Using the Address Parser Component
The Address Parser Component is an SSIS data flow pipeline component that can be used to extract the address details from free form-text. As it is a transformation component, the Address Parser component requires input from a Source component from the Upstream data flow.
There are three pages that can be configured:
- General
- Outputs
- Error Handling
General Page
The General page allows general properties to be set for the component. Properties are specific to the provider that would need to be chosen in the component.
- Provider
-
There are two providers that are supported:
- NetAddress
- LibPostal
Note: NetAddress only supports US and Canada addresses.
- Address Input Column
-
The Address Input Column can accept a field from the upstream data flow that has the Address data in it.
- Download Data File… (Available only when LibPostal provider is selected)
-
The Download Data File button can be clicked to download the data file with the extracted data.
-
Note: LibPostal data files are not up to date.
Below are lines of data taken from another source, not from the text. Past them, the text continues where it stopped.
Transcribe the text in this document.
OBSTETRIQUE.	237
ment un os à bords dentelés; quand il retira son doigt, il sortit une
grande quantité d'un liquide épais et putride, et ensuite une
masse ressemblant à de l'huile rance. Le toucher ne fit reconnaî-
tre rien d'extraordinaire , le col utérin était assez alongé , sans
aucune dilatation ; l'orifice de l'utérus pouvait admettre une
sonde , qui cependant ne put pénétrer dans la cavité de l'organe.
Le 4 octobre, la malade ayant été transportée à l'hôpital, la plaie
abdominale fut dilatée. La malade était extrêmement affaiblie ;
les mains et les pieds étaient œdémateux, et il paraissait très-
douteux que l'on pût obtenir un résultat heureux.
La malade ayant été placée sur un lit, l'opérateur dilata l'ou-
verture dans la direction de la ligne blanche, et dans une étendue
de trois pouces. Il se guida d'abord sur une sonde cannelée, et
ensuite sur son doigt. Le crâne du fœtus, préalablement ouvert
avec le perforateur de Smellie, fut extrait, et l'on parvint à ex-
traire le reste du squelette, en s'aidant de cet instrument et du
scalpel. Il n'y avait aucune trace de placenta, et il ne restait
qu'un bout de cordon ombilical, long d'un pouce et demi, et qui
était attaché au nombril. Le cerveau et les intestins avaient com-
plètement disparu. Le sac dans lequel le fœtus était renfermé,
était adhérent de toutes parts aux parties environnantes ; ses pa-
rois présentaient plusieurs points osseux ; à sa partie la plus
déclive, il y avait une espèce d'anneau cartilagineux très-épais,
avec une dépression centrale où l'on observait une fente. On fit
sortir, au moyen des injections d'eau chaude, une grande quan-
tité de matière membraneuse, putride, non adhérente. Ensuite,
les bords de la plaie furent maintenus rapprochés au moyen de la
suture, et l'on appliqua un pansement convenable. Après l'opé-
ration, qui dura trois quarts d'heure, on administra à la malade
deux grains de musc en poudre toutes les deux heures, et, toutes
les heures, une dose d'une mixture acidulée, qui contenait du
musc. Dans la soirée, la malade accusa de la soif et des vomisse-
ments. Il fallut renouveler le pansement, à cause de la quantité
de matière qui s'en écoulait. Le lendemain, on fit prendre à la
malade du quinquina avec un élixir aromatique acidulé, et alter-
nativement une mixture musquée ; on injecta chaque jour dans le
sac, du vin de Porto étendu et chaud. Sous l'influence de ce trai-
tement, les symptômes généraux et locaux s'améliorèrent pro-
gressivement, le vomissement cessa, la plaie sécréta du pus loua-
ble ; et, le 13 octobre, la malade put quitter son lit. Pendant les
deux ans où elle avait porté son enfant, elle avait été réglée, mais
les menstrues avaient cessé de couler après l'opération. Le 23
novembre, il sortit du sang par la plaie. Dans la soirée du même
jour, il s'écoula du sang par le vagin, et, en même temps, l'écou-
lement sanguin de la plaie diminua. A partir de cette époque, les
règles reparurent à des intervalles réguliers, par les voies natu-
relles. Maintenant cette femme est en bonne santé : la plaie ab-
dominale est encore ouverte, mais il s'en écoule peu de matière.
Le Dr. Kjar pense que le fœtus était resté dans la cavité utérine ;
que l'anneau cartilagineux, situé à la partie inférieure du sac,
- City, State, Zip Code Input Column
-
The City, State, Zip Code Input Column can be used to choose an upstream column that contains the City, State and Zip code details.
- Are Address / City, State, Zip Combined (Available only when City, State, Zip Code Input Column field is not specified)
-
Enabling this option would let you specify a delimiter to identify the City, State and Zip Code details.
- Address / City, State, Zip Delimiter (Available only when Are Address / City, State, Zip Combined is enabled)
-
A delimiter can be provided to identify the City, State and Zip code from the combined input field data when the “Are Address / City, State, Zip Combined” property is set to “True”.
- Are Street Number / Suite Combined
-
Set this property to Boolean (True/False) to indicate whether or not the Street_Number property also contains a Suite_Number.
- Numeric Street Conversion
-
Set this property to Boolean (True/False) to indicate whether or not to convert a spelled-out ordinal street name to an ordinal number. (“Third” converts to “3rd”, etc.)
- Do Not Convert Numeric Address to Ordinal
-
Set this property to Boolean (True/False) to indicate whether or not to convert a numeric street name to an ordinal number. (“3” converts to “3rd”, etc.)
- Convert Box to PO Box
-
Set this property to Boolean (True/False) to indicate whether or not to convert "Box" to "PO Box" when "Box" is the only address found.
- Output Capitalization Strategy
-
There are four options that are supported to decide the Output Capitalization Strategy to indicate your capitalization preference for the output address.
- None
- Upper
- Lower
- Mixed
- Refresh Component
-
The refresh component button can be used to refresh the metadata on the columns page.
Outputs Page
The address parser component Outputs page can be used to decide which fields to return the values.
On the top left of the grid, the checkbox can be used to toggle the selection of all available fields. This is a productive way to check or uncheck all available fields.
If the Show Passthrough Columns checkbox is checked all of the input columns will be shown in the output grid. These columns can not be toggled off and are available only to give a better idea of what the output will look like.
The Columns Page grid consists of:
- Field Name: Column that will be retrieved from input data.
- Data Type: The data type of this field.
Error Handling Page
The Error Handling page allows you to specify how errors should be handled when they happen.
There are three options available.
- Fail on error
- Redirect rows to error output
- Ignore error
When the Redirect rows to error output option is selected, rows that failed to write to the Address Verification will be redirected to the ‘Error Output’ output of the Destination Component. As indicated in the screenshot below, the green output connection represents rows that were successfully written, and the red ‘Error Output’ connection represents erroneous rows. The ‘ErrorMessage’ output column found in the ‘Error Output’ may contain the error message that was reported by the server or the component itself.